The change was first noticed by XDA, and according to it, there are about 18 Chromebooks which are powered by Apollo Lake chips, this includes devices from Acer, Asus, Lenovo, and Dell. Besides, Pixelbook by Google and Samsung's Chromebook Plus already have the native support for Linux program. It is also being expected that the Acer's Chromebook 13 and Spin 13 will ship with the feature straight out-of-the-box.
Google had previously mentioned that it has been working on bringing the Linux software on Chromebook hardware for quite some time now. The tech giant has officially announced the Project Crostini last month which allows the container-based Linux applications to run on the Chromebooks.
The Crostini project has made it possible for a user to install an open-source GNU/Linux distro on top of the Chrome OS. This step taken by the company will make sure that even the users who are not technically sound will now be able to run these apps out-of-the-box without the requirement of a secondary operating system.

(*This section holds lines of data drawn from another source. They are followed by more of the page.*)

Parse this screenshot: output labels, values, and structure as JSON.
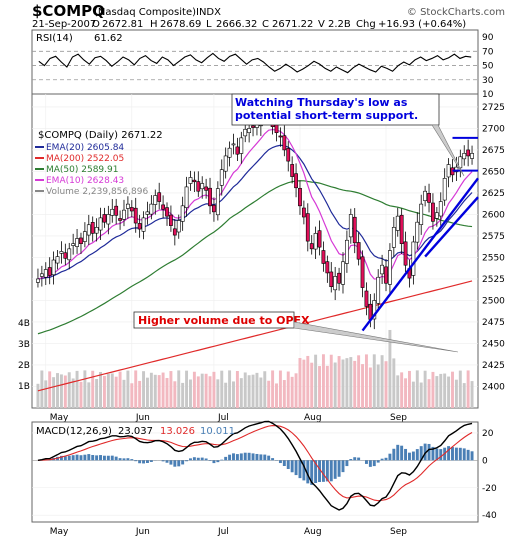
{
  "header": {
    "symbol": "$COMPQ",
    "name": "(Nasdaq Composite)",
    "exchange": "INDX",
    "credit": "© StockCharts.com",
    "date": "21-Sep-2007",
    "quote": {
      "O_label": "O",
      "O": "2672.81",
      "H_label": "H",
      "H": "2678.69",
      "L_label": "L",
      "L": "2666.32",
      "C_label": "C",
      "C": "2671.22",
      "V_label": "V",
      "V": "2.2B",
      "Chg_label": "Chg",
      "Chg": "+16.93 (+0.64%)"
    }
  },
  "annotations": {
    "support_note": [
      "Watching Thursday's low as",
      "potential short-term support."
    ],
    "opex_note": "Higher volume due to OPEX"
  },
  "colors": {
    "ema20": "#1f2a99",
    "ma200": "#e02a2a",
    "ma50": "#2e7d32",
    "ema10": "#d63ad6",
    "volume": "#c8c8c8",
    "macd_hist": "#4a7fb5",
    "annotation_blue": "#0000dd",
    "annotation_red": "#dd0000",
    "up_candle": "#ffffff",
    "down_candle": "#e0105a"
  },
  "chart_data": [
    {
      "type": "line",
      "panel": "rsi",
      "label": "RSI(14)",
      "value": "61.62",
      "ylim": [
        10,
        100
      ],
      "ticks": [
        90,
        70,
        50,
        30,
        10
      ],
      "reference_lines": [
        70,
        50,
        30
      ],
      "values": [
        56,
        50,
        60,
        63,
        55,
        48,
        62,
        66,
        58,
        52,
        61,
        63,
        57,
        49,
        55,
        62,
        58,
        51,
        60,
        64,
        57,
        53,
        62,
        58,
        50,
        56,
        62,
        65,
        58,
        54,
        61,
        67,
        60,
        56,
        63,
        66,
        59,
        52,
        58,
        60,
        55,
        48,
        42,
        46,
        52,
        47,
        41,
        45,
        50,
        56,
        52,
        46,
        42,
        48,
        44,
        40,
        47,
        52,
        48,
        44,
        41,
        49,
        46,
        42,
        50,
        55,
        51,
        58,
        62,
        57,
        60,
        64,
        58,
        61,
        66,
        60,
        63,
        62
      ]
    },
    {
      "type": "candlestick",
      "panel": "price",
      "title": "$COMPQ (Daily) 2671.22",
      "ylim": [
        2375,
        2740
      ],
      "ticks": [
        2725,
        2700,
        2675,
        2650,
        2625,
        2600,
        2575,
        2550,
        2525,
        2500,
        2475,
        2450,
        2425,
        2400
      ],
      "months": [
        "May",
        "Jun",
        "Jul",
        "Aug",
        "Sep"
      ],
      "legend": [
        {
          "label": "EMA(20) 2605.84",
          "color": "#1f2a99"
        },
        {
          "label": "MA(200) 2522.05",
          "color": "#e02a2a"
        },
        {
          "label": "MA(50) 2589.91",
          "color": "#2e7d32"
        },
        {
          "label": "EMA(10) 2628.43",
          "color": "#d63ad6"
        },
        {
          "label": "Volume 2,239,856,896",
          "color": "#888888"
        }
      ],
      "close": [
        2525,
        2531,
        2536,
        2529,
        2547,
        2551,
        2557,
        2549,
        2560,
        2566,
        2572,
        2566,
        2580,
        2588,
        2578,
        2585,
        2596,
        2591,
        2600,
        2606,
        2599,
        2593,
        2605,
        2612,
        2604,
        2590,
        2583,
        2596,
        2603,
        2612,
        2622,
        2615,
        2606,
        2598,
        2587,
        2576,
        2593,
        2610,
        2632,
        2643,
        2638,
        2627,
        2636,
        2628,
        2610,
        2603,
        2630,
        2652,
        2668,
        2677,
        2682,
        2670,
        2689,
        2699,
        2700,
        2701,
        2706,
        2712,
        2720,
        2716,
        2702,
        2695,
        2690,
        2675,
        2662,
        2644,
        2631,
        2610,
        2597,
        2569,
        2560,
        2578,
        2562,
        2543,
        2532,
        2516,
        2528,
        2520,
        2545,
        2570,
        2600,
        2567,
        2548,
        2515,
        2493,
        2478,
        2500,
        2527,
        2541,
        2520,
        2558,
        2585,
        2598,
        2566,
        2541,
        2526,
        2568,
        2591,
        2612,
        2627,
        2614,
        2592,
        2602,
        2615,
        2642,
        2658,
        2646,
        2655,
        2667,
        2671,
        2668,
        2671
      ],
      "volume_scale": [
        "4B",
        "3B",
        "2B",
        "1B"
      ]
    },
    {
      "type": "line",
      "panel": "macd",
      "label": "MACD(12,26,9)",
      "macd_value": "23.037",
      "signal_value": "13.026",
      "hist_value": "10.011",
      "ylim": [
        -45,
        28
      ],
      "ticks": [
        20,
        0,
        -20,
        -40
      ],
      "months": [
        "May",
        "Jun",
        "Jul",
        "Aug",
        "Sep"
      ]
    }
  ]
}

It is also worth noting the fact that this feature will only be activated for the Canary and Developer channels at the beginning and it will take some time before the feature is being rolled out for the regular users. The feature will make its way to the regular users after an update on their device. The Stable and the Beta channel users will receive the feature with Chrome OS 69, which is also speculated to bring a number of other changes in the platform. This will also include the hardware acceleration for graphics and native support for FUSE file systems.